Am Abend des 24.7. gab es einen Bombenanschlag in Ansbach. Täter war ein 27-jähriger Syrer, er starb am Anschlagsort. Es gibt Verbindungen zum IS, was ein beim Täter gefundenes Video belegt. Der IS bestätigte, dass der Täter "einer von uns war". Damit war dies der erste Selbstmordanschlag mit islamistischem Hintergrund in Deutschland. Der Attentäter wurde angeblich per Chat von einer unbekannten Person begleitet und beeinflusst. Der Chat wurde kurz vor der Explosion beendet.

Die "Muppet Show"
Auffällig ist, dass alle Täter einen Migrationshintergrund hatten, in psychiatrischer Behandlung waren, den Behörden bekannt waren. Andere Auffälligkeiten deuten darauf hin, dass die Anschläge möglicherweise von anderer Seite her inszeniert worden waren. Einige Experten äußern den Verdacht, dass GLADIO oder der israelische Geheimdienst MOSSAD die Drahtzieher der Anschläge waren. Andere Beobachter meinen, dass die Täter "Schläfer" waren, die zuvor zu Killern programmiert wurden (mind control; Aktivierung per Code, Trance ähnliche Beeinflussung o.ä.). Wenn hinter dem ganzen bösen Spiel Illuminati stecken, die die Welt über ihre Geheimdienste CIA, MI6, Mossad, FSB kontrollieren und alle Dienste ja auch mind control-Methoden einsetzen, dann ist es schon möglich, dass die Attentäter mittels eines Codes o.ä. aktiviert wurden.

Siehe auch:  Neue Weltordnung - Abschließende Worte - Unsere Kultur ist eine Opfer-Kultur.

Siehe auch:  Terror in Frankreich

Sommer 2015: Deutschland heißt Flüchtlinge und illegale Einwanderer willkommen
Anmerkung: Echte Flüchtlinge und illegale Einwanderer werden zusammengefasst unter dem eher positiv konnotierten Begriff "Flüchtling". Da rund 80 Prozent illegale Einwanderer sind, setze ich "Flüchtlinge" in Anführungszeichen.
Für 2015 rechnete die deutsche Regierung mit einer Zuwanderung von ca. 1.000.000 Menschen, sog. "Flüchtlinge", aus den Kriegs- und Krisengebieten (die Zahlen wurden im Laufe des Jahres von Anfangs 250.000 auf 450.000, dann auf 800.000 und schließlich auf 1.000.000 angehoben).

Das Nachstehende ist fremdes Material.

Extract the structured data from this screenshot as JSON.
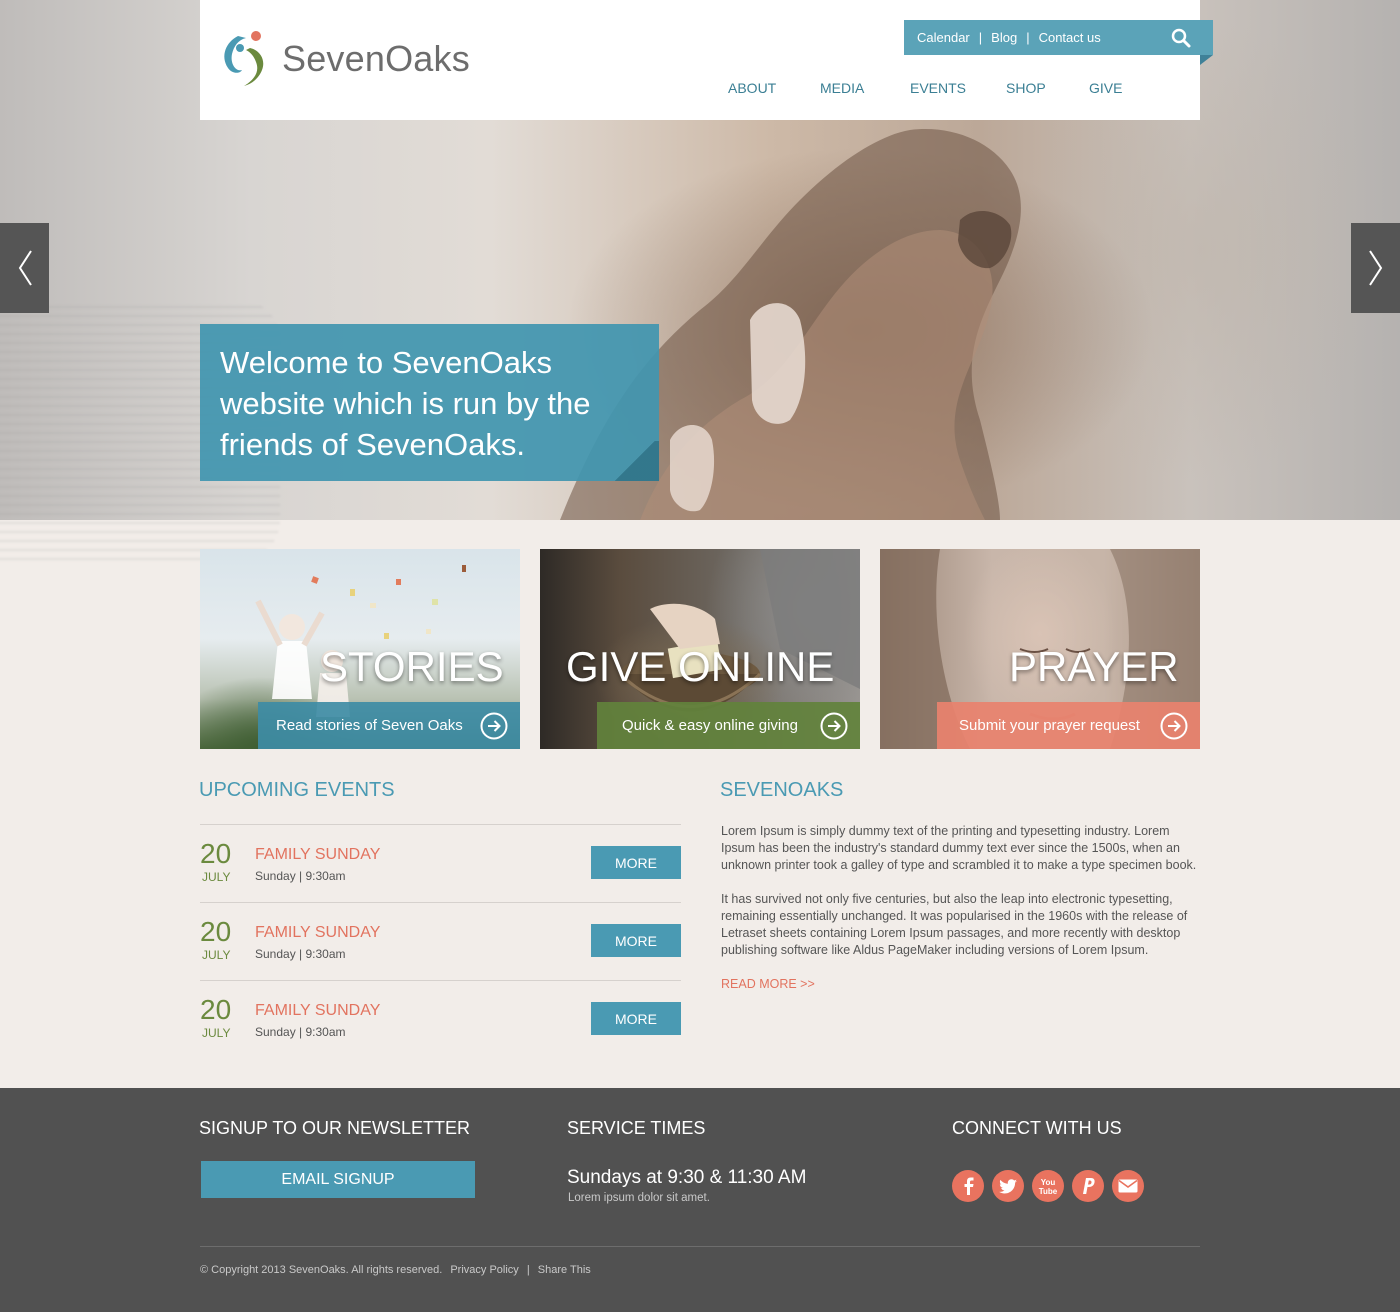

Von Januar bis August 2015 hatten 500.000 "Flüchtlinge" Deutschland erreicht, von ihnen stellten rund 256.000 einen Asylantrag. Anfang 2016 wurde die Zahl der "Flüchtlinge" in Deutschland mit 2.000.000 angegeben - diese Zahl wurde im Sommer 2016 auf 1,1 Millionen, wenig später auf 890.000, d.h. registrierte, korrigiert. Dass die Zahlen der Bundesregierung geschönt sind, dürfte klar sein. Irgendwo müssen ja die verschwundenen 1 Million Einwanderer geblieben sein (darunter eben viele nichtregistrierte und solche, deren Asylantrag zwar abgelehnt wurde, die sich aber weiterhin im Land mehr oder weniger geduldet aufhalten). Außerdem gibt es ab Juni 2016 Meldungen, wonach viele Menschen aus den Krisengebieten über den Luftweg nach Deutschland geschleust würden, meist nachts (möglicherweise begannen im Juni die Familienzusammenführungen insbesondere betreffend der vielen minderjährigen Flüchtlinge).

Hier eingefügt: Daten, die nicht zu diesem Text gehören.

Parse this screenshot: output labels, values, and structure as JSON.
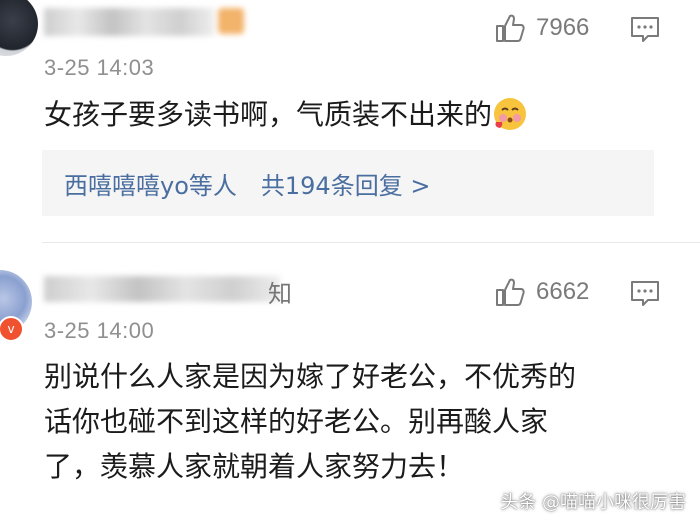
{
  "comments": [
    {
      "time": "3-25 14:03",
      "likes": "7966",
      "text": "女孩子要多读书啊，气质装不出来的",
      "emoji": "blushing-face-emoji",
      "replies": {
        "names": "西嘻嘻嘻yo等人",
        "summary": "共194条回复 >"
      }
    },
    {
      "name_tail": "知",
      "time": "3-25 14:00",
      "likes": "6662",
      "text_lines": [
        "别说什么人家是因为嫁了好老公，不优秀的",
        "话你也碰不到这样的好老公。别再酸人家",
        "了，羡慕人家就朝着人家努力去！"
      ],
      "badge": "v"
    }
  ],
  "watermark": "头条 @喵喵小咪很厉害",
  "colors": {
    "reply_link": "#4a6ea0",
    "meta_gray": "#8f8f8f",
    "badge_orange": "#f0522f"
  }
}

Wie es von einigen kritischen Beobachtern heißt, müsse bei anhaltender deutscher "Willkommenskultur" mit weiteren Millionen Zuwanderern, insbesondere aus Afrika, gerechnet werden. Aufgrund der Bevölkerungsexplosion dort, werden sich jährlich einige Millionen Menschen auf den Weg nach Europa machen, insbesondere nach Deutschland. Außerdem werden in Deutschland aufgenommene "Flüchtlinge" ihre Familie nachholen wollen.

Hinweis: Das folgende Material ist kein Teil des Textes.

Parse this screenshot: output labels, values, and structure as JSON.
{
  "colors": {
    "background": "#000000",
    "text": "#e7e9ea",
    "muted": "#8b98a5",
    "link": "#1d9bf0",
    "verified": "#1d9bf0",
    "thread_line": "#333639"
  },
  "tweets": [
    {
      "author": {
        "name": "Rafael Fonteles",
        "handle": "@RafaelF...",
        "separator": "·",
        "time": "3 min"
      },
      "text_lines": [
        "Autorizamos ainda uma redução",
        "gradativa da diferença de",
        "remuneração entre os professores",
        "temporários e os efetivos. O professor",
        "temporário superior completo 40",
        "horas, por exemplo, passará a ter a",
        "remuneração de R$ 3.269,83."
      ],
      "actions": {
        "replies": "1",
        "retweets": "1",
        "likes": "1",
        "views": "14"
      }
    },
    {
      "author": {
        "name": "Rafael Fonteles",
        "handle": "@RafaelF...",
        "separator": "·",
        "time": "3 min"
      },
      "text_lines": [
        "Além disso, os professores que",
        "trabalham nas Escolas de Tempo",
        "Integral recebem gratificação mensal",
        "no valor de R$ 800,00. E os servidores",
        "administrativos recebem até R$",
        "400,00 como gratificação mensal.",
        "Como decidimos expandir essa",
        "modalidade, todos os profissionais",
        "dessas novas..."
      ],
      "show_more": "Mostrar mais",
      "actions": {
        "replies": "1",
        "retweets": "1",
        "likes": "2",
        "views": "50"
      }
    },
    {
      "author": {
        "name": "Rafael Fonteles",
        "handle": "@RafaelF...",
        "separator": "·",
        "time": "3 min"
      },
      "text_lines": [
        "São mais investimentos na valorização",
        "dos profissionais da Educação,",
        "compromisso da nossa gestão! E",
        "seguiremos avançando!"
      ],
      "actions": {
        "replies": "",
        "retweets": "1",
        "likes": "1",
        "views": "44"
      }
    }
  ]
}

Die "Flüchtlinge" werden oft in überfüllten Lagern oder neu errichteten Containerdörfern untergebracht. Aufgrund der akuten Schwierigkeiten bei der Unterbringung von "Flüchtlingen" greift der Staat auch zu drastischen Methoden. So werden Hotels und Sporthallen umfunktioniert oder Gebäude und Wohnungen beschlagnahmt. Die Kultusminister in Deutschland rechnen mit bis zu 300.000 Kindern, die 2015 in sog. Willkommensklassen integriert werden müssen.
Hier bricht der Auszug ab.